Obama's Nuclear Spring Fell Back
Editor’s Note: Democrats remain fearful of right-wing (and neocon) attacks on them as soft on national security, so President Obama missed a promising opportunity to engage the world, including Iran, on nuclear weapons use.
In his recent nuclear-spring activism, Obama took some modest steps toward nuclear-weapons control but balked at even returning to the nuclear-use position of President Dwight Eisenhower, as ex-CIA analyst Melvin A. Goodman notes in this guest essay:
The good news is that President Barack Obama has ended the Bush administration's campaign against disarmament and has returned to traditional approaches toward arms control.
The bad news is that the President's modest steps do not match his rhetorical high ground on nuclear disarmament and that he remains unwilling to take unilateral steps that would advance his strategic vision.
In a brief nine-day period, President Obama took command of the global dialogue on nuclear arms control by authorizing the release of the Nuclear Posture Review; signing a strategic arms agreement with Russia; and hosting a Nuclear Security Summit.
Unfortunately, on the eve of the summit, Secretary of State Hillary Clinton proclaimed that the United States was "stronger than anyone, as we've always been, with more nuclear weapons than are needed many times over."
With this provocative utterance, reminiscent of Secretary of State Madeleine Albright's reference to the United States as the "indispensable nation," Secretary of State Clinton gave the international community good reason to be skeptical of Washington's goals and objectives.
The Nuclear Posture Review of April 5 marked an effort to return U.S. nuclear policy to the approach of President Dwight Eisenhower more than 50 years ago, when Washington ruled out waging nuclear war against non-nuclear states.
Eisenhower emphasized that the primary role of nuclear weapons would be deterrence of nuclear war, which was designed to address the foolish notions of then-Harvard professor Henry Kissinger that the United States could wage and win a "limited" nuclear conflict.
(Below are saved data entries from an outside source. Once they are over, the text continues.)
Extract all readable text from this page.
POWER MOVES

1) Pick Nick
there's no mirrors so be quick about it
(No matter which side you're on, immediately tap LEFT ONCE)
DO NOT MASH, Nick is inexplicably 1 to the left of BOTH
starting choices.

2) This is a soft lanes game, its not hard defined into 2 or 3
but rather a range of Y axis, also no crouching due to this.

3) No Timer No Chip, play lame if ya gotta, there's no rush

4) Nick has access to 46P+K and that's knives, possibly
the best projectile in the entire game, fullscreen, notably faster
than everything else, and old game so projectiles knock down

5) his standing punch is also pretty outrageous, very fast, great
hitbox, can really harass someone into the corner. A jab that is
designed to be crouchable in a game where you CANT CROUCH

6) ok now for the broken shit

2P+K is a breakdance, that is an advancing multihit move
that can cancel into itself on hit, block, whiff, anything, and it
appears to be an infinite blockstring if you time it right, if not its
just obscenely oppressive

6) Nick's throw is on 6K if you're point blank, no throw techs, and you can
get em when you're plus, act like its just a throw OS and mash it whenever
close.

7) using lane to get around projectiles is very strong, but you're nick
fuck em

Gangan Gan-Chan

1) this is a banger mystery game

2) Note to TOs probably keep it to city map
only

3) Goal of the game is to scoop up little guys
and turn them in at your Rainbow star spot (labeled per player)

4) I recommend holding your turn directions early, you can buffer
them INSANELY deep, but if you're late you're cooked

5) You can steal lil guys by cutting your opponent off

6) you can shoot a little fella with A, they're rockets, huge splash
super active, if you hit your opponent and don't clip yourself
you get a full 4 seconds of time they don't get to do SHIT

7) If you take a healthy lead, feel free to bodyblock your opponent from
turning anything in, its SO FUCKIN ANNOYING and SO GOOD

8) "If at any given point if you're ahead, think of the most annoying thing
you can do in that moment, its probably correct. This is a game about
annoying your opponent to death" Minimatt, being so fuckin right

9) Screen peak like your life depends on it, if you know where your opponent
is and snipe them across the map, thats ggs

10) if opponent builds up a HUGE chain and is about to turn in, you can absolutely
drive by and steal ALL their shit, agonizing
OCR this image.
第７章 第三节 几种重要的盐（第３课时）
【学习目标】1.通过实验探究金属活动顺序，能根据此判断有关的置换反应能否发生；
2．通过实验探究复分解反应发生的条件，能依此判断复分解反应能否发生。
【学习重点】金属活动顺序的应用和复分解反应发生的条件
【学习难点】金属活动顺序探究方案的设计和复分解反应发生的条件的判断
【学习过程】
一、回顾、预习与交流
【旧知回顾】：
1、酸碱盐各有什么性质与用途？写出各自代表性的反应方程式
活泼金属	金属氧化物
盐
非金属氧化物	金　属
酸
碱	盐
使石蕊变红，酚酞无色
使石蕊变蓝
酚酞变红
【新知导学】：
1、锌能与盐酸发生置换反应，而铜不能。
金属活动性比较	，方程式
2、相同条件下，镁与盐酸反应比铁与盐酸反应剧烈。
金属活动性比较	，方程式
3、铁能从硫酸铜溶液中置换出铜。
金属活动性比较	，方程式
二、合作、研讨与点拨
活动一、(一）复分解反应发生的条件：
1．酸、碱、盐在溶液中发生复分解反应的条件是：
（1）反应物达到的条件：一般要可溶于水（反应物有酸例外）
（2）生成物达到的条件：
President Obama is taking on neoconservative critics such as John Bolton, who argue that U.S. advances in nuclear weaponry could make nuclear war winnable. Unlike Eisenhower, however, Obama has threatened the use of nuclear weapons against a non-nuclear state (read Iran) or a state without nuclear capabilities against the United States (read North Korea) if these states are in violation of the Nuclear Nonproliferation Treaty (NPT).
Unlike President Ronald Reagan, Obama has not proclaimed that "nuclear war cannot be won - and must not be fought."
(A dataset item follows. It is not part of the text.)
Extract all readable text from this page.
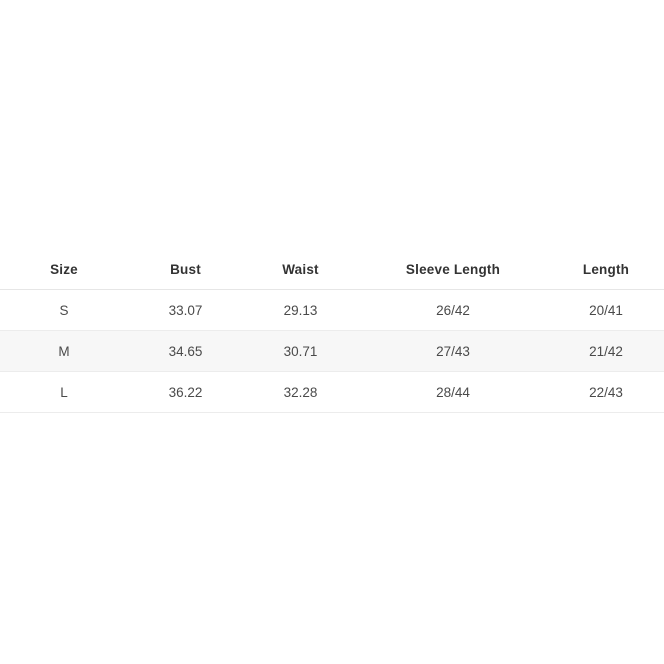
Size	Bust	Waist	Sleeve Length	Length
S	33.07	29.13	26/42	20/41
M	34.65	30.71	27/43	21/42
L	36.22	32.28	28/44	22/43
The Pentagon's Nuclear Posture Review refused to consider a pledge of no first use of nuclear weapons, which would offer the best incentive for non-nuclear states to disavow development of nuclear weapons.
For the past two decades, the former Soviet Union and now Russia have been trying to engage the United States in a serious dialogue to pledge no first use of nuclear weapons; no militarization of outer space, and the creation of nuclear-free zones.
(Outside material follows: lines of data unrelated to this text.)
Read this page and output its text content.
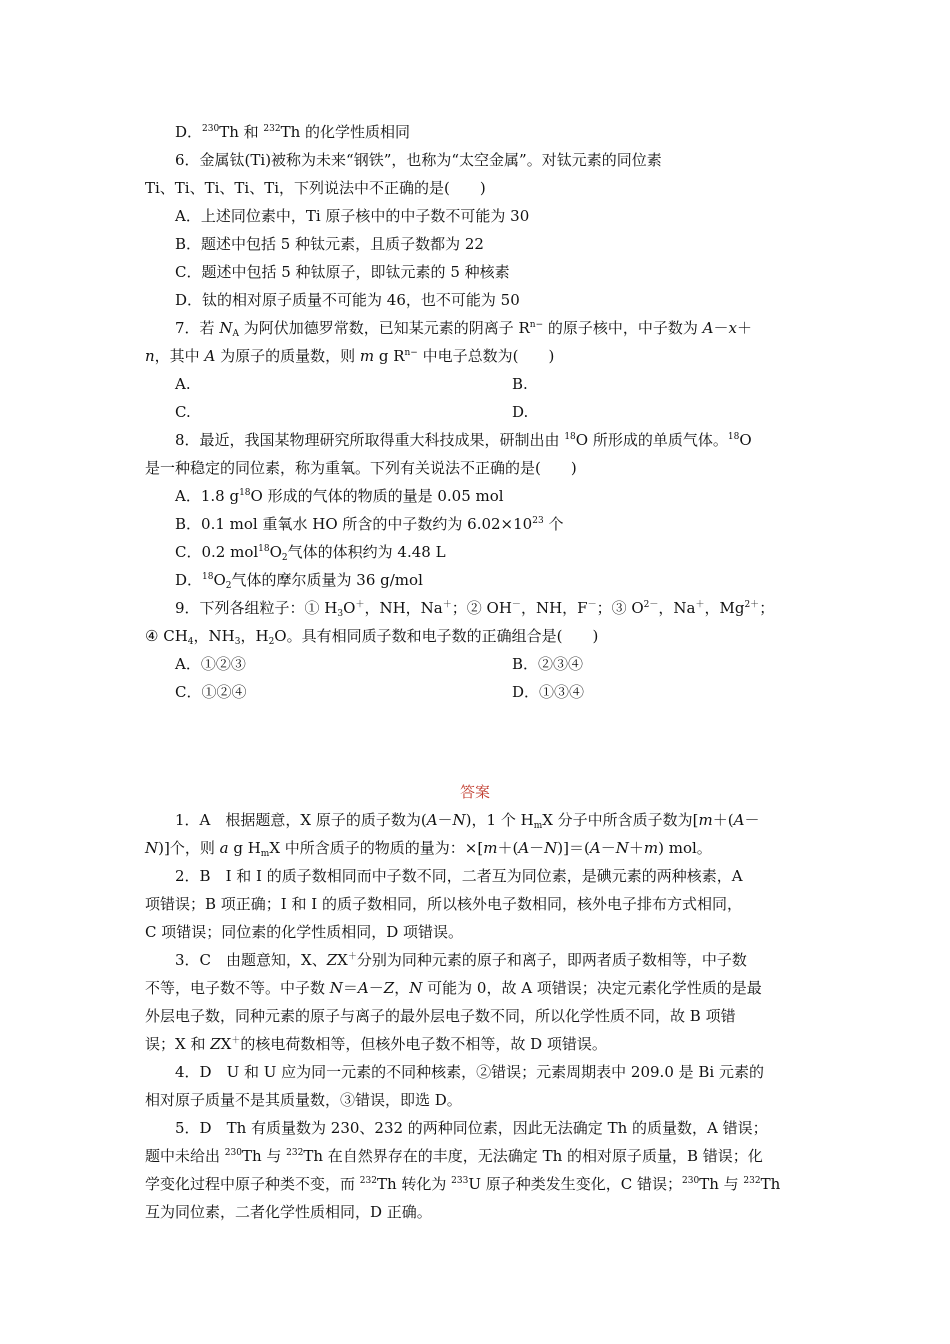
D．$^{230}$Th 和 $^{232}$Th 的化学性质相同
6．金属钛(Ti)被称为未来“钢铁”，也称为“太空金属”。对钛元素的同位素
Ti、Ti、Ti、Ti、Ti，下列说法中不正确的是(　　)
A．上述同位素中，Ti 原子核中的中子数不可能为 30
B．题述中包括 5 种钛元素，且质子数都为 22
C．题述中包括 5 种钛原子，即钛元素的 5 种核素
D．钛的相对原子质量不可能为 46，也不可能为 50
7．若 $N_A$ 为阿伏加德罗常数，已知某元素的阴离子 $R^{n-}$ 的原子核中，中子数为 A－x＋
n，其中 A 为原子的质量数，则 m g $R^{n-}$ 中电子总数为(　　)
A.	B.
C.	D.
8．最近，我国某物理研究所取得重大科技成果，研制出由 $^{18}$O 所形成的单质气体。$^{18}$O
是一种稳定的同位素，称为重氧。下列有关说法不正确的是(　　)
A．1.8 $g^{18}O$ 形成的气体的物质的量是 0.05 mol
B．0.1 mol 重氧水 HO 所含的中子数约为 $6.02\times 10^{23}$ 个
C．0.2 $mol^{18}O_2$气体的体积约为 4.48 L
D．$^{18}O_2$气体的摩尔质量为 36 g/mol
9．下列各组粒子：① $H_3O^+$，NH，Na＋；② OH－，NH，F－；③ $O^{2-}$，Na＋，$Mg^{2+}$；
④ $CH_4$，$NH_3$，$H_2O$。具有相同质子数和电子数的正确组合是(　　)
A．①②③	B．②③④
C．①②④	D．①③④
答案
1．A　根据题意，X 原子的质子数为(A－N)，1 个 $H_mX$ 分子中所含质子数为[m＋(A－
N)]个，则 a g $H_mX$ 中所含质子的物质的量为：×[m＋(A－N)]＝(A－N＋m) mol。
2．B　I 和 I 的质子数相同而中子数不同，二者互为同位素，是碘元素的两种核素，A
项错误；B 项正确；I 和 I 的质子数相同，所以核外电子数相同，核外电子排布方式相同，
C 项错误；同位素的化学性质相同，D 项错误。
3．C　由题意知，X、ZX＋分别为同种元素的原子和离子，即两者质子数相等，中子数
不等，电子数不等。中子数 N＝A－Z，N 可能为 0，故 A 项错误；决定元素化学性质的是最
外层电子数，同种元素的原子与离子的最外层电子数不同，所以化学性质不同，故 B 项错
误；X 和 ZX＋的核电荷数相等，但核外电子数不相等，故 D 项错误。
4．D　U 和 U 应为同一元素的不同种核素，②错误；元素周期表中 209.0 是 Bi 元素的
相对原子质量不是其质量数，③错误，即选 D。
5．D　Th 有质量数为 230、232 的两种同位素，因此无法确定 Th 的质量数，A 错误；
题中未给出 $^{230}$Th 与 $^{232}$Th 在自然界存在的丰度，无法确定 Th 的相对原子质量，B 错误；化
学变化过程中原子种类不变，而 $^{232}$Th 转化为 $^{233}$U 原子种类发生变化，C 错误；$^{230}$Th 与 $^{232}$Th
互为同位素，二者化学性质相同，D 正确。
Moscow made its first unilateral pledge not to be the first to use nuclear weapons in 1982; China and India have also renounced the first use of nuclear weapons. The Pentagon, however, has opposed these steps, and President Obama, like his immediate predecessors, have foresworn taking on the Defense Department on essential issues germane to genuine nuclear disarmament.
The Soviets actually broached the subject of no first use as early as the 1960s and 1970s, hoping to place such a pledge in either the NPT or the Strategic Arms Limitation Treaty. The United States has refused to engage the issue because it wants to retain a nuclear option against a non-nuclear threat or attack.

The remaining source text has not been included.